Serikat buruh akan mengamati pemogokan nasional besok melawan kebijakan anti-buruh Centre | India News


NEW DELHI: Sepuluh serikat buruh pusat, kecuali Bharatiya Mazdoor Sangh, akan mengamati pemogokan umum nasional pada 26 November terhadap kebijakan anti-buruh baru dari Pusat.
Asosiasi Karyawan Bank Seluruh India (AIBEA) telah mengumumkan akan bergabung dengan pemogokan nasional satu hari.
Asosiasi tersebut mewakili mayoritas bank kecuali Bank Negara India dan Bank Luar Negeri India. Ini memiliki empat karyawan bank lakh dari berbagai sektor publik dan swasta lama dan beberapa bank asing sebagai anggotanya.
Pemogokan umum kemungkinan akan menghantam layanan perbankan di seluruh negeri.

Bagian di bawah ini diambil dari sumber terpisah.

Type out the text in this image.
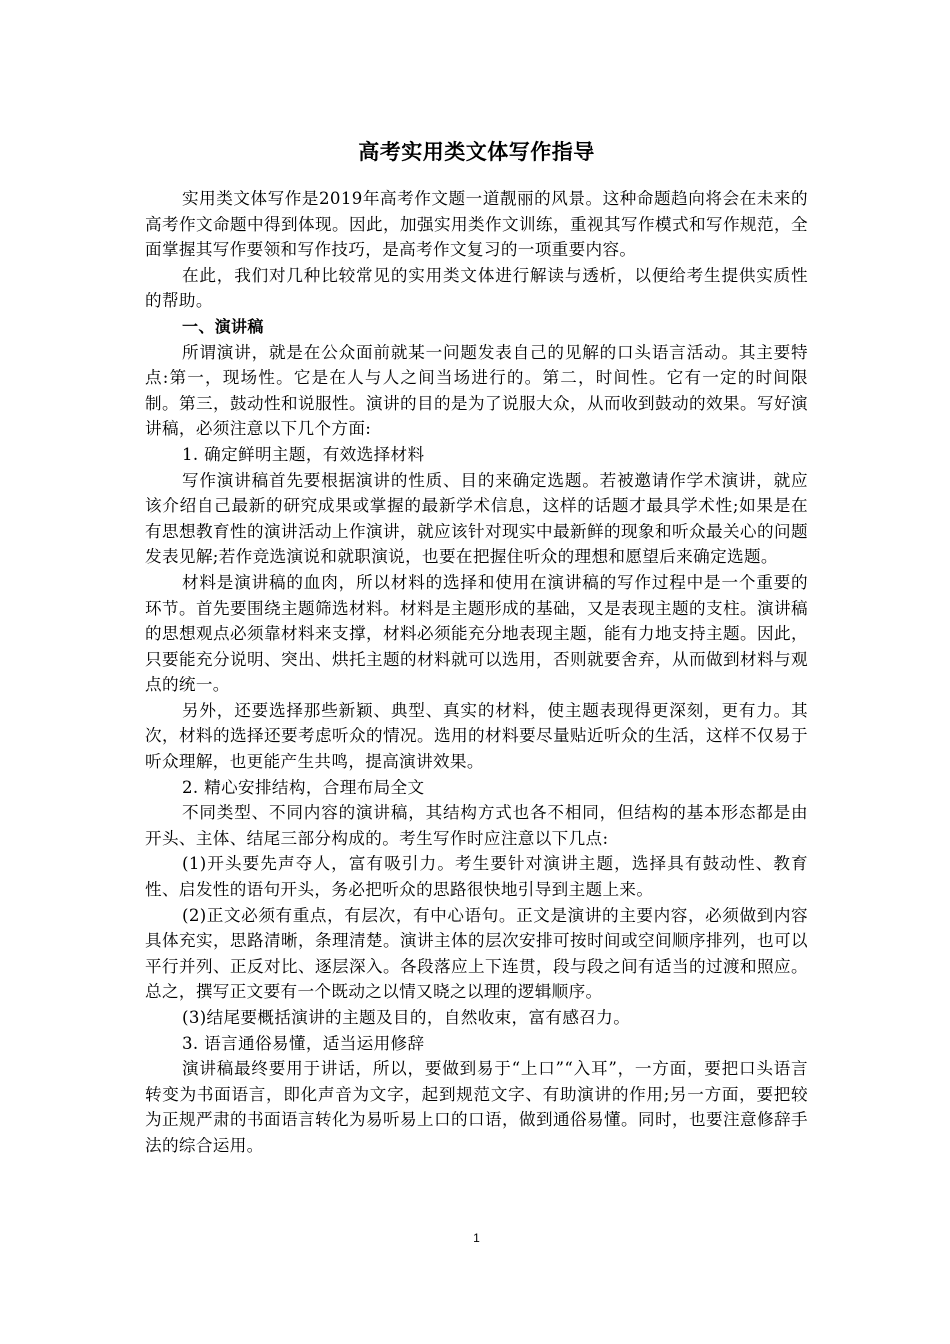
高考实用类文体写作指导

实用类文体写作是2019年高考作文题一道靓丽的风景。这种命题趋向将会在未来的高考作文命题中得到体现。因此，加强实用类作文训练，重视其写作模式和写作规范，全面掌握其写作要领和写作技巧，是高考作文复习的一项重要内容。

在此，我们对几种比较常见的实用类文体进行解读与透析，以便给考生提供实质性的帮助。

一、演讲稿

所谓演讲，就是在公众面前就某一问题发表自己的见解的口头语言活动。其主要特点:第一，现场性。它是在人与人之间当场进行的。第二，时间性。它有一定的时间限制。第三，鼓动性和说服性。演讲的目的是为了说服大众，从而收到鼓动的效果。写好演讲稿，必须注意以下几个方面:

1. 确定鲜明主题，有效选择材料

写作演讲稿首先要根据演讲的性质、目的来确定选题。若被邀请作学术演讲，就应该介绍自己最新的研究成果或掌握的最新学术信息，这样的话题才最具学术性;如果是在有思想教育性的演讲活动上作演讲，就应该针对现实中最新鲜的现象和听众最关心的问题发表见解;若作竞选演说和就职演说，也要在把握住听众的理想和愿望后来确定选题。

材料是演讲稿的血肉，所以材料的选择和使用在演讲稿的写作过程中是一个重要的环节。首先要围绕主题筛选材料。材料是主题形成的基础，又是表现主题的支柱。演讲稿的思想观点必须靠材料来支撑，材料必须能充分地表现主题，能有力地支持主题。因此，只要能充分说明、突出、烘托主题的材料就可以选用，否则就要舍弃，从而做到材料与观点的统一。

另外，还要选择那些新颖、典型、真实的材料，使主题表现得更深刻，更有力。其次，材料的选择还要考虑听众的情况。选用的材料要尽量贴近听众的生活，这样不仅易于听众理解，也更能产生共鸣，提高演讲效果。

2. 精心安排结构，合理布局全文

不同类型、不同内容的演讲稿，其结构方式也各不相同，但结构的基本形态都是由开头、主体、结尾三部分构成的。考生写作时应注意以下几点:

(1)开头要先声夺人，富有吸引力。考生要针对演讲主题，选择具有鼓动性、教育性、启发性的语句开头，务必把听众的思路很快地引导到主题上来。

(2)正文必须有重点，有层次，有中心语句。正文是演讲的主要内容，必须做到内容具体充实，思路清晰，条理清楚。演讲主体的层次安排可按时间或空间顺序排列，也可以平行并列、正反对比、逐层深入。各段落应上下连贯，段与段之间有适当的过渡和照应。总之，撰写正文要有一个既动之以情又晓之以理的逻辑顺序。

(3)结尾要概括演讲的主题及目的，自然收束，富有感召力。

3. 语言通俗易懂，适当运用修辞

演讲稿最终要用于讲话，所以，要做到易于“上口”“入耳”，一方面，要把口头语言转变为书面语言，即化声音为文字，起到规范文字、有助演讲的作用;另一方面，要把较为正规严肃的书面语言转化为易听易上口的口语，做到通俗易懂。同时，也要注意修辞手法的综合运用。

1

Lok Sabha dalam sidang yang baru-baru ini diselenggarakan telah mengesahkan tiga undang-undang ketenagakerjaan baru dengan membongkar 27 undang-undang yang ada atas nama ‘Kemudahan Bisnis’, yang murni untuk kepentingan korporasi. Dalam prosesnya, 75 persen pekerja didorong didorong keluar dari orbit hukum ketenagakerjaan karena mereka tidak akan memiliki perlindungan hukum di bawah pemberlakuan baru, “kata AIBEA dalam rilisnya.
Di Maharashtra, sekitar 30.000 karyawan bank dari 10.000 cabang bank bank sektor publik, bank sektor swasta generasi tua, bank perkreditan rakyat daerah dan bank asing akan mengamati pemogokan, kata rilis itu.
Serikat pekerja mengatakan karyawan bank pada 26 November juga akan fokus pada tuntutan mereka seperti penentangan terhadap privatisasi bank, penentangan terhadap sistem outsourcing dan kontrak, rekrutmen yang memadai, tindakan tegas terhadap perusahaan besar yang mangkir, kenaikan suku bunga deposito bank dan pengurangan layanan. biaya.
“Pemerintah saat ini mendorong agenda privatisasi atas nama ‘Aatmnirbhar Bharat’, dan beralih ke privatisasi skala besar di sektor inti ekonomi yang mencakup perbankan,” kata rilis tersebut.